Why is it a simple little device that can save your life and the lives of everyone in an entire household is always overlooked? What makes buying and maintaining a smoke detector so difficult? Why do we have to read and hear, time after time, about people losing their lives because of the lack of a working device? Are we such a trifling people that we’d rather die than spend 10 seconds to change the battery in the smoke detector? And worst of all, what is so important that someone would remove the battery from the smoke detector to use it elsewhere?
After every deadly fire, firefighters hit the streets offering free smoke detectors and batteries. Yet we continue to hear of stories where people lose their lives because there wasn’t a working smoke detector in the home. I have never been in a fire. But in speaking with those who have, they all spoke about how fast the fire spread-especially when the fire hits homes like most of us have here in Austin that were built over 80 years ago. The wood is completely dried out and makes perfect fuel for fires.

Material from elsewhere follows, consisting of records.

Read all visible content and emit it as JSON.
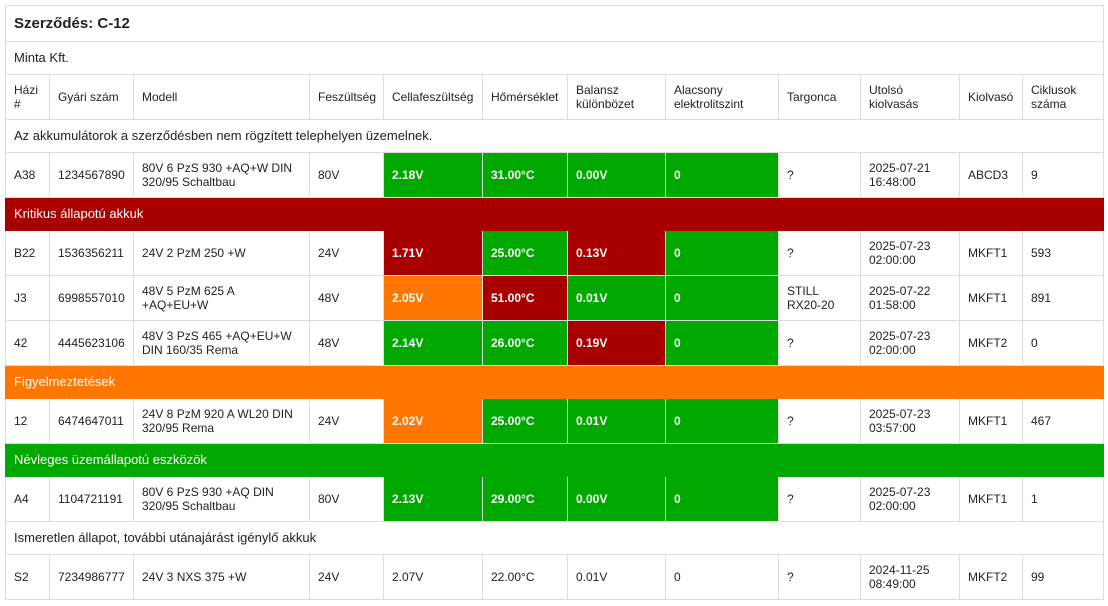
{
  "title": "Szerződés: C-12",
  "company": "Minta Kft.",
  "colors": {
    "green": "#00a800",
    "red": "#a80000",
    "orange": "#ff7700"
  },
  "columns": [
    "Házi #",
    "Gyári szám",
    "Modell",
    "Feszültség",
    "Cellafeszültség",
    "Hőmérséklet",
    "Balansz különbözet",
    "Alacsony elektrolitszint",
    "Targonca",
    "Utolsó kiolvasás",
    "Kiolvasó",
    "Ciklusok száma"
  ],
  "sections": [
    {
      "label": "Az akkumulátorok a szerződésben nem rögzített telephelyen üzemelnek.",
      "style": "note",
      "rows": [
        {
          "cells": [
            "A38",
            "1234567890",
            "80V 6 PzS 930 +AQ+W DIN 320/95 Schaltbau",
            "80V",
            "2.18V",
            "31.00°C",
            "0.00V",
            "0",
            "?",
            "2025-07-21 16:48:00",
            "ABCD3",
            "9"
          ],
          "status": [
            "",
            "",
            "",
            "",
            "green",
            "green",
            "green",
            "green",
            "",
            "",
            "",
            ""
          ]
        }
      ]
    },
    {
      "label": "Kritikus állapotú akkuk",
      "style": "red",
      "rows": [
        {
          "cells": [
            "B22",
            "1536356211",
            "24V 2 PzM 250 +W",
            "24V",
            "1.71V",
            "25.00°C",
            "0.13V",
            "0",
            "?",
            "2025-07-23 02:00:00",
            "MKFT1",
            "593"
          ],
          "status": [
            "",
            "",
            "",
            "",
            "red",
            "green",
            "red",
            "green",
            "",
            "",
            "",
            ""
          ]
        },
        {
          "cells": [
            "J3",
            "6998557010",
            "48V 5 PzM 625 A +AQ+EU+W",
            "48V",
            "2.05V",
            "51.00°C",
            "0.01V",
            "0",
            "STILL RX20-20",
            "2025-07-22 01:58:00",
            "MKFT1",
            "891"
          ],
          "status": [
            "",
            "",
            "",
            "",
            "orange",
            "red",
            "green",
            "green",
            "",
            "",
            "",
            ""
          ]
        },
        {
          "cells": [
            "42",
            "4445623106",
            "48V 3 PzS 465 +AQ+EU+W DIN 160/35 Rema",
            "48V",
            "2.14V",
            "26.00°C",
            "0.19V",
            "0",
            "?",
            "2025-07-23 02:00:00",
            "MKFT2",
            "0"
          ],
          "status": [
            "",
            "",
            "",
            "",
            "green",
            "green",
            "red",
            "green",
            "",
            "",
            "",
            ""
          ]
        }
      ]
    },
    {
      "label": "Figyelmeztetések",
      "style": "orange",
      "rows": [
        {
          "cells": [
            "12",
            "6474647011",
            "24V 8 PzM 920 A WL20 DIN 320/95 Rema",
            "24V",
            "2.02V",
            "25.00°C",
            "0.01V",
            "0",
            "?",
            "2025-07-23 03:57:00",
            "MKFT1",
            "467"
          ],
          "status": [
            "",
            "",
            "",
            "",
            "orange",
            "green",
            "green",
            "green",
            "",
            "",
            "",
            ""
          ]
        }
      ]
    },
    {
      "label": "Névleges üzemállapotú eszközök",
      "style": "green",
      "rows": [
        {
          "cells": [
            "A4",
            "1104721191",
            "80V 6 PzS 930 +AQ DIN 320/95 Schaltbau",
            "80V",
            "2.13V",
            "29.00°C",
            "0.00V",
            "0",
            "?",
            "2025-07-23 02:00:00",
            "MKFT1",
            "1"
          ],
          "status": [
            "",
            "",
            "",
            "",
            "green",
            "green",
            "green",
            "green",
            "",
            "",
            "",
            ""
          ]
        }
      ]
    },
    {
      "label": "Ismeretlen állapot, további utánajárást igénylő akkuk",
      "style": "note",
      "rows": [
        {
          "cells": [
            "S2",
            "7234986777",
            "24V 3 NXS 375 +W",
            "24V",
            "2.07V",
            "22.00°C",
            "0.01V",
            "0",
            "?",
            "2024-11-25 08:49:00",
            "MKFT2",
            "99"
          ],
          "status": [
            "",
            "",
            "",
            "",
            "",
            "",
            "",
            "",
            "",
            "",
            "",
            ""
          ]
        }
      ]
    }
  ]
}
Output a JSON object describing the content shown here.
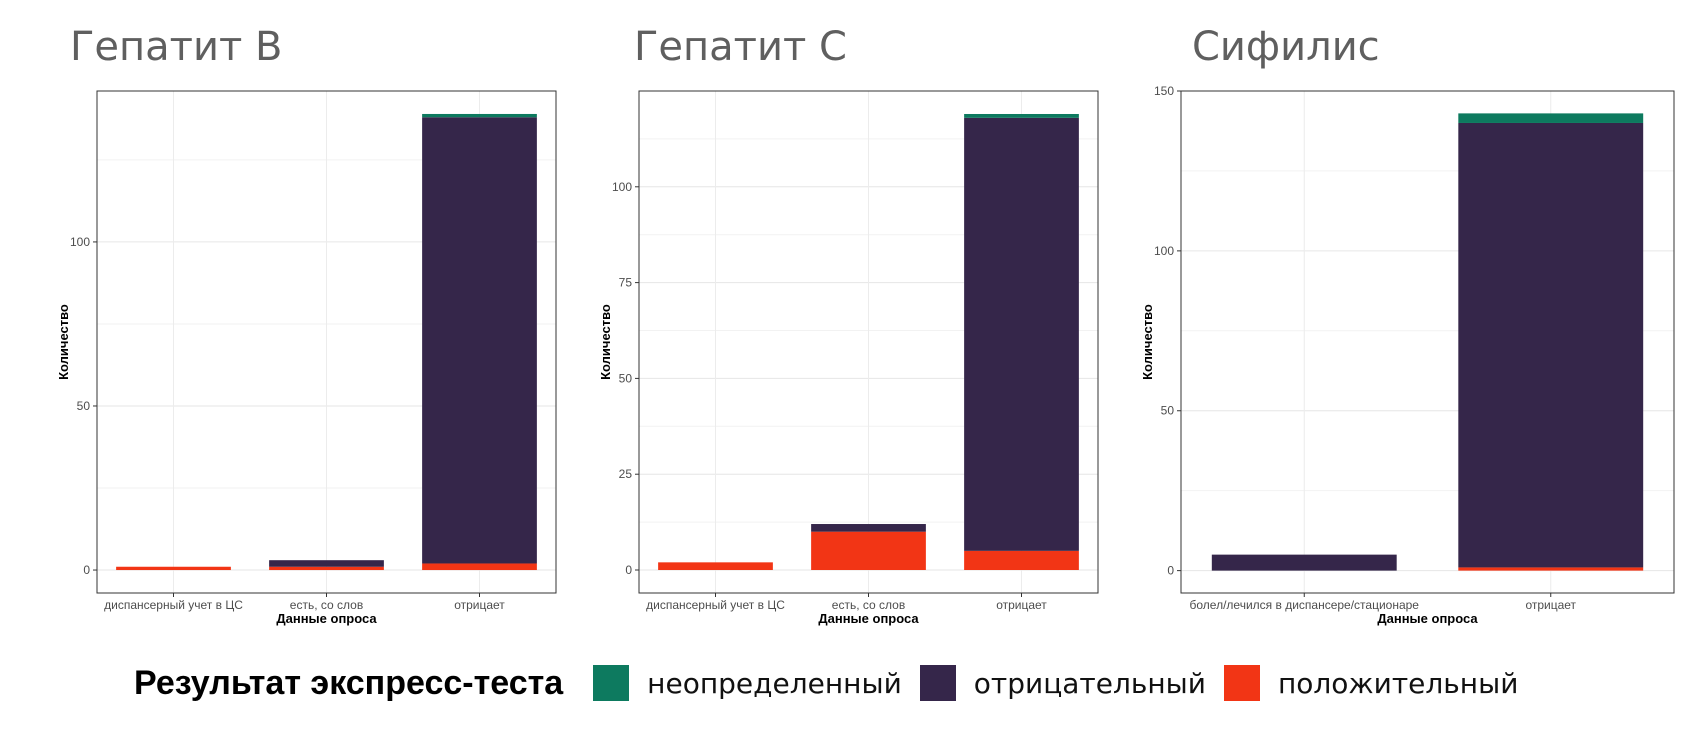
{
  "legend": {
    "title": "Результат экспресс-теста",
    "items": [
      {
        "label": "неопределенный",
        "color": "#0d7a5f"
      },
      {
        "label": "отрицательный",
        "color": "#35264a"
      },
      {
        "label": "положительный",
        "color": "#f23515"
      }
    ]
  },
  "chart_data": [
    {
      "type": "bar",
      "stacked": true,
      "title": "Гепатит B",
      "xlabel": "Данные опроса",
      "ylabel": "Количество",
      "categories": [
        "диспансерный учет в ЦС",
        "есть, со слов",
        "отрицает"
      ],
      "ylim": [
        -7,
        146
      ],
      "yticks": [
        0,
        50,
        100
      ],
      "grid": true,
      "series": [
        {
          "name": "положительный",
          "color": "#f23515",
          "values": [
            1,
            1,
            2
          ]
        },
        {
          "name": "отрицательный",
          "color": "#35264a",
          "values": [
            0,
            2,
            136
          ]
        },
        {
          "name": "неопределенный",
          "color": "#0d7a5f",
          "values": [
            0,
            0,
            1
          ]
        }
      ]
    },
    {
      "type": "bar",
      "stacked": true,
      "title": "Гепатит C",
      "xlabel": "Данные опроса",
      "ylabel": "Количество",
      "categories": [
        "диспансерный учет в ЦС",
        "есть, со слов",
        "отрицает"
      ],
      "ylim": [
        -6,
        125
      ],
      "yticks": [
        0,
        25,
        50,
        75,
        100
      ],
      "grid": true,
      "series": [
        {
          "name": "положительный",
          "color": "#f23515",
          "values": [
            2,
            10,
            5
          ]
        },
        {
          "name": "отрицательный",
          "color": "#35264a",
          "values": [
            0,
            2,
            113
          ]
        },
        {
          "name": "неопределенный",
          "color": "#0d7a5f",
          "values": [
            0,
            0,
            1
          ]
        }
      ]
    },
    {
      "type": "bar",
      "stacked": true,
      "title": "Сифилис",
      "xlabel": "Данные опроса",
      "ylabel": "Количество",
      "categories": [
        "болел/лечился в диспансере/стационаре",
        "отрицает"
      ],
      "ylim": [
        -7,
        150
      ],
      "yticks": [
        0,
        50,
        100,
        150
      ],
      "grid": true,
      "series": [
        {
          "name": "положительный",
          "color": "#f23515",
          "values": [
            0,
            1
          ]
        },
        {
          "name": "отрицательный",
          "color": "#35264a",
          "values": [
            5,
            139
          ]
        },
        {
          "name": "неопределенный",
          "color": "#0d7a5f",
          "values": [
            0,
            3
          ]
        }
      ]
    }
  ]
}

We tend not to think about it, but fire is a living thing. It breathes oxygen and uses whatever it burns as food. And just like anything that can be killed, a fire will fight back. That’s why we call on firemen to fight the fire. There is a movie from the early ’90s, Backdraft, starring Kurt Russell, that did an excellent job of showing just how smart a fire can be.

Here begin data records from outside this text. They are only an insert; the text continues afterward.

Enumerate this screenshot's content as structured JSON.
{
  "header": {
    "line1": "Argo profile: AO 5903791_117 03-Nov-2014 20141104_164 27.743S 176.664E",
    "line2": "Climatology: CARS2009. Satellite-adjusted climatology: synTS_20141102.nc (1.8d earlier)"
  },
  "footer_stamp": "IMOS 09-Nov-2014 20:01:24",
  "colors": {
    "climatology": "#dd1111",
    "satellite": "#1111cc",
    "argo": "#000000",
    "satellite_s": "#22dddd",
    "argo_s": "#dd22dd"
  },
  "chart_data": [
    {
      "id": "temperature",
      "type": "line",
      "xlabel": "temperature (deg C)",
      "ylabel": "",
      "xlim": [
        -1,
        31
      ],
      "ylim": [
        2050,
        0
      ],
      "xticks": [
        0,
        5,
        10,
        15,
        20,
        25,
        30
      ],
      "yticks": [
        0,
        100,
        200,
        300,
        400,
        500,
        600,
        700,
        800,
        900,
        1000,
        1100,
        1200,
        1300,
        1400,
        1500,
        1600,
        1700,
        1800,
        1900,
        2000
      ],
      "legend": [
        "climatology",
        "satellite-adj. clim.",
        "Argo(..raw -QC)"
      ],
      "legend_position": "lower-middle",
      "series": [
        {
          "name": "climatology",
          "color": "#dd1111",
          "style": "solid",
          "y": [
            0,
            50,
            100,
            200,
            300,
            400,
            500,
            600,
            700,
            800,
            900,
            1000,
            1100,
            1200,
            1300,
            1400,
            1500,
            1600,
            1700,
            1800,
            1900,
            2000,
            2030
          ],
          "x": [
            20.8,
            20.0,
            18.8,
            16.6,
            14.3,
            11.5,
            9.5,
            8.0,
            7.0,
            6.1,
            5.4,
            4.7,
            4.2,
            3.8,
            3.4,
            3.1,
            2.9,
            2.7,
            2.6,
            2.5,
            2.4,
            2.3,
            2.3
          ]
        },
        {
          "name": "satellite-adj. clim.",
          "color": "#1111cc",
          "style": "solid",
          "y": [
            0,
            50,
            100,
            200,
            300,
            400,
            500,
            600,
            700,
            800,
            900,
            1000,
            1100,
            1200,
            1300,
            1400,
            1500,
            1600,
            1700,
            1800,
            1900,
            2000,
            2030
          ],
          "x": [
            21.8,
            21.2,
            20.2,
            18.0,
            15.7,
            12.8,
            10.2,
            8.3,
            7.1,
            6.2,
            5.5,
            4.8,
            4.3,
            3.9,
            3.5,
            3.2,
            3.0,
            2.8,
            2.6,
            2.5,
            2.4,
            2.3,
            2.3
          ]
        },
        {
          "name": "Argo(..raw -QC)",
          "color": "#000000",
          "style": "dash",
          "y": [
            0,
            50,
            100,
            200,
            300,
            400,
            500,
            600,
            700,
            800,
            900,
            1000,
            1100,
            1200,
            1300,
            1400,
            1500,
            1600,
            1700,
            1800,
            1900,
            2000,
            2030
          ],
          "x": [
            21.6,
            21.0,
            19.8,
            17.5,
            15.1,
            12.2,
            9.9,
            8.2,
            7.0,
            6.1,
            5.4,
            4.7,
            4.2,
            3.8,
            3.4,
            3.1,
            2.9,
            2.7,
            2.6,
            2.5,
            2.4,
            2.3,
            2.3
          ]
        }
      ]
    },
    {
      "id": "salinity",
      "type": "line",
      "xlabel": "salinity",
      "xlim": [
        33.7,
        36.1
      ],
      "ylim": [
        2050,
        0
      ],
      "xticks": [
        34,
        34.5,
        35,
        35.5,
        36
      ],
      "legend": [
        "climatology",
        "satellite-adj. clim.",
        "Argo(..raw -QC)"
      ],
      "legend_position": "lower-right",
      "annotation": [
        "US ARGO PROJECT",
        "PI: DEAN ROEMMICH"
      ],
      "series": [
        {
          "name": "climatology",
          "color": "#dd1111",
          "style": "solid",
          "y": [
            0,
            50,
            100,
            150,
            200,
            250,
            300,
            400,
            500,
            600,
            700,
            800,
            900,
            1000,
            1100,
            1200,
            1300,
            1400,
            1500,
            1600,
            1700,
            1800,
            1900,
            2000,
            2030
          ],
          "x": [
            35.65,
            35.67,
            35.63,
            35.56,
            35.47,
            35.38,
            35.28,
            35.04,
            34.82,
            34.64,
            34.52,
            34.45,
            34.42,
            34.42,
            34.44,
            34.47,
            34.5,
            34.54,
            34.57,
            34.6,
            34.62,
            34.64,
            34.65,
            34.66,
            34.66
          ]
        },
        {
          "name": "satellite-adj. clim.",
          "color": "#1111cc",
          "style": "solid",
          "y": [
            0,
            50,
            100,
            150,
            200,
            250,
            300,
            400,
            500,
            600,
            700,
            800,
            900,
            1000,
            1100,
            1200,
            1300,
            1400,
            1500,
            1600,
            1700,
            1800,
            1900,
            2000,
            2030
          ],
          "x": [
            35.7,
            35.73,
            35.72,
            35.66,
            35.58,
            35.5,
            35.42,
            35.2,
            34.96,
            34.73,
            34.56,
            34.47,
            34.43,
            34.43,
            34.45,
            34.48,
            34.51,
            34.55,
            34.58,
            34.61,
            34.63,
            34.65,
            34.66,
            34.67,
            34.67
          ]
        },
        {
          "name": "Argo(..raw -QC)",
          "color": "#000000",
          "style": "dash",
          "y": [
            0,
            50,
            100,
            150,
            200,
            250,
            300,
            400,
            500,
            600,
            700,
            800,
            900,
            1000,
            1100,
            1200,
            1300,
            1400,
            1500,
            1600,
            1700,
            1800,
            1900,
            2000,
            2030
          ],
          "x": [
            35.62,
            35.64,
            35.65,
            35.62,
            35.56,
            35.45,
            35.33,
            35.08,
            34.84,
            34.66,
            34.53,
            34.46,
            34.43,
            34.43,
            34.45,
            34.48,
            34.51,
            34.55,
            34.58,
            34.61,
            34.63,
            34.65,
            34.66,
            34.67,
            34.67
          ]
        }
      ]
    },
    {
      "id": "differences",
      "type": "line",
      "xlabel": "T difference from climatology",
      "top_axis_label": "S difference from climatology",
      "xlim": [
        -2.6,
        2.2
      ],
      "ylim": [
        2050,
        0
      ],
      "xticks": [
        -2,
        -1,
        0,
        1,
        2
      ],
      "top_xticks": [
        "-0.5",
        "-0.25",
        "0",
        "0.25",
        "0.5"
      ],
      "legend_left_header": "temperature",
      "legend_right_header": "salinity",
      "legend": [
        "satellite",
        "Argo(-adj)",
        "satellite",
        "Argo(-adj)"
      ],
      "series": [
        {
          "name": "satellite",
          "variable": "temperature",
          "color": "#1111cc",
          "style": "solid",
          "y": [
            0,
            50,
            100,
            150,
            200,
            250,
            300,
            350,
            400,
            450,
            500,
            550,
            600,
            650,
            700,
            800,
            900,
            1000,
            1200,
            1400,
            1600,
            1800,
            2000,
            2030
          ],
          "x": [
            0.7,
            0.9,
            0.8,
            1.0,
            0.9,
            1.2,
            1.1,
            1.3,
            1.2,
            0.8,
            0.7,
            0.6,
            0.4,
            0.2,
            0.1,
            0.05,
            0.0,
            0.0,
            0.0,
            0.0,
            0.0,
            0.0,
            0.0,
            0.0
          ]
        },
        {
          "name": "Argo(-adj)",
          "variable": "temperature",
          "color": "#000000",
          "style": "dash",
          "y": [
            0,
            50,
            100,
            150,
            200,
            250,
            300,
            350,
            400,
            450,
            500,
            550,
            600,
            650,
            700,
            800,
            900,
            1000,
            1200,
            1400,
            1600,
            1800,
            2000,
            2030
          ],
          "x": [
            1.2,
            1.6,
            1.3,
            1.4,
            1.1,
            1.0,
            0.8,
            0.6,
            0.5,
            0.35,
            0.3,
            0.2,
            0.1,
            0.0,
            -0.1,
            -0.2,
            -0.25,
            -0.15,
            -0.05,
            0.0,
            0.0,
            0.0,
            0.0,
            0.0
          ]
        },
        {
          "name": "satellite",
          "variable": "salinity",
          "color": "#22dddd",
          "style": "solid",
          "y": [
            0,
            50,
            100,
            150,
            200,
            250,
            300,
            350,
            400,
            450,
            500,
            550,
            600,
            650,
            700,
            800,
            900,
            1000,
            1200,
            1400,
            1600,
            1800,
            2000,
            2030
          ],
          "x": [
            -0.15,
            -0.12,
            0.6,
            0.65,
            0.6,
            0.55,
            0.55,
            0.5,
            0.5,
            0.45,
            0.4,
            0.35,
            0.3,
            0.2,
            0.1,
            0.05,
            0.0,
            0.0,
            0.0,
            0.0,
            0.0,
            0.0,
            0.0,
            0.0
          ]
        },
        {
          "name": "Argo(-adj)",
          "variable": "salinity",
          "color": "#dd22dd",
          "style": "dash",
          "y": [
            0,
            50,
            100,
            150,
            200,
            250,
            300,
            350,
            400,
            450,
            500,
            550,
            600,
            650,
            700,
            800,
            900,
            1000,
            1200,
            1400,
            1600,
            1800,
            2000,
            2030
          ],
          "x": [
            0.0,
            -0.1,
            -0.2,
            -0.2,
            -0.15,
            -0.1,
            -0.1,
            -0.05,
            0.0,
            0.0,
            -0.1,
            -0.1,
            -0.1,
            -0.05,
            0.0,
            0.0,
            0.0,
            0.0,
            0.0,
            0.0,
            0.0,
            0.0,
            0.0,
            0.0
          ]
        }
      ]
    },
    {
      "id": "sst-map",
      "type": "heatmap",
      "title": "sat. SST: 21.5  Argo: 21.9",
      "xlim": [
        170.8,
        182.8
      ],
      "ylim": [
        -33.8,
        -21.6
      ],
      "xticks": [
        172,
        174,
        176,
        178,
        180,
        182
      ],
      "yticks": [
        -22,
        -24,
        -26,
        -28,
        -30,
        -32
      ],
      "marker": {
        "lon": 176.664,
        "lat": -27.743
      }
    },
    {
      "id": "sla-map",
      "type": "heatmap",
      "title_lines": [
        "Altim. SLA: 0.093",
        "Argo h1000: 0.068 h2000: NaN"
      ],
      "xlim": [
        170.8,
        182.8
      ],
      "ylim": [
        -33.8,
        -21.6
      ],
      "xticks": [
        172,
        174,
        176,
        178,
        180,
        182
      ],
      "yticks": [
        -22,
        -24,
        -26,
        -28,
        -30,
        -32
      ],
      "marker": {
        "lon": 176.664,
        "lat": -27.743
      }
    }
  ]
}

I want everyone who reads this column to stop right now and go check your smoke detector. If you’ve been living in your home for over 10 years, then it’s time to buy a new one. Ten years is the average lifespan of a smoke detector. It is also currently recommended that you have a smoke detector not only in the hallway of your home, but in each bedroom. You should also have one in the basement near the furnace and hot water heater. If you live in an apartment, don’t wait for the landlord to buy one. Buy your own as the life it saves will be your own.
Next, have an escape plan already in place in case of a fire. Review that plan with everyone in your household, especially about where to meet after escaping the fire. Many fires start at night. If your house is two stories tall, do you have an escape ladder stored on the second floor? What about in the basement? If the windows are glass block, do you have a sledge hammer stored where you could use it to break out the window? Do you know the fire safety rules? If you don’t have the Internet, dial 311 to find out where to pick up the safety brochures.
And don’t forget to change the batteries in your detector every six months.
Lastly, don’t forget you need to have a carbon monoxide detector as well.